Tous les droits sont réservés Première édition : mars 2017 Traduction de : Stephanie Carriere-Peyre Éditeur : Tektime

Parfois, des choses et des faits inexplicables surviennent dans la vie .

1

Lorsque Paki se réveilla ce matin du 9 août 2016, il ne savait pas encore que cette journée serait très particulière. Il était en vacances depuis une semaine et, comme tous les étés depuis presque vingt ans, il s’était rendu en villégiature à Formia, un bel endroit touristique dans la province de Latina. Il avait l’habitude de descendre à la plage avec sa femme et ses trois enfants avant midi. Ils allaient toujours au Lido Viareggio, situé dans la magnifique baie de Serapo à Gaète. La plage de Serapo est la plage principale de la ville. Elle est composée de sable très fin et blanc, et s’étale sur un kilomètre et demi. Elle est bordée au sud par le Mont Orlando et le Sanctuaire de la Montagne Spaccata, et au nord par un autre promontoire légèrement plus bas. Cette position rend l’eau particulièrement claire dans cette zone. On peut aussi admirer depuis la plage un récif remarquable en forme de navire, surnommé à ce titre « Navire de Serapo », à la faune et la flore marines riches.
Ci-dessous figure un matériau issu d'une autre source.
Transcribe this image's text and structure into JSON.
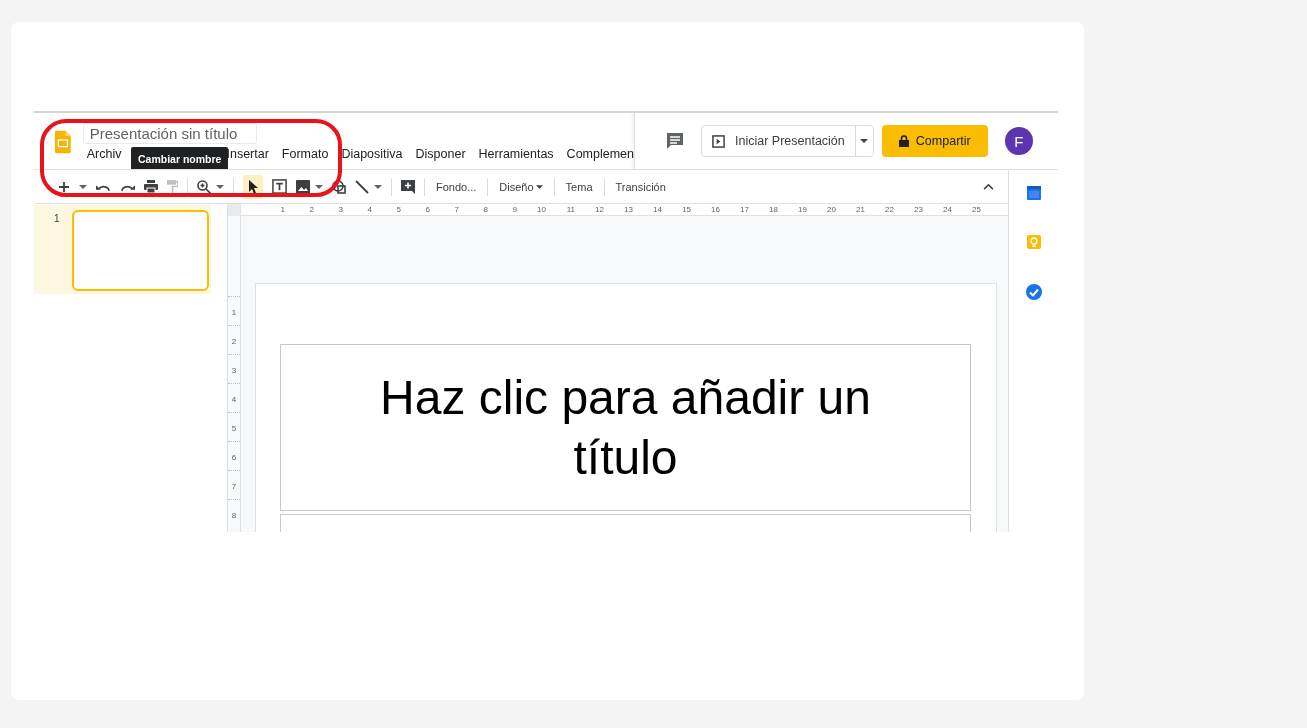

Pourtant ce matin-là, Paki décida de procéder différemment. En fait, il était plutôt d’un tempérament matinal et il en avait assez d’attendre que sa famille se prépare pour descendre à la plage. À huit heures, il enfourcha donc sa Vespa 50 et se rendit seul à Gaète. Il s’arrêta au bar Bazzanti, un bar caractéristique rempli de touristes en période estivale, s’installa à une table située sous la véranda à l’extérieur du local et commanda un croissant et un cappuccino. Son petit-déjeuner terminé, il sortit frénétiquement de sa poche son habituel paquet de Marlboro rouges et il commença à savourer la première cigarette de la matinée. Il était redevenu un fumeur invétéré. Dix ans plus tôt, il avait complètement arrêté car il s’était réveillé une nuit avec une douleur très forte dans la poitrine. Il avait pensé que c’était un banal rhume, mais sa femme sage et prudente fit des pieds et des mains pour le conduire aux urgences. Paki ne voulait pas s’y rendre mais, vu l’insistance de sa femme, il lui promit de s’y faire accompagner dès qu’il aurait fumé une autre cigarette car il était conscient qu’il ne pourrait plus fumer pendant quelques jours une fois à l’hôpital.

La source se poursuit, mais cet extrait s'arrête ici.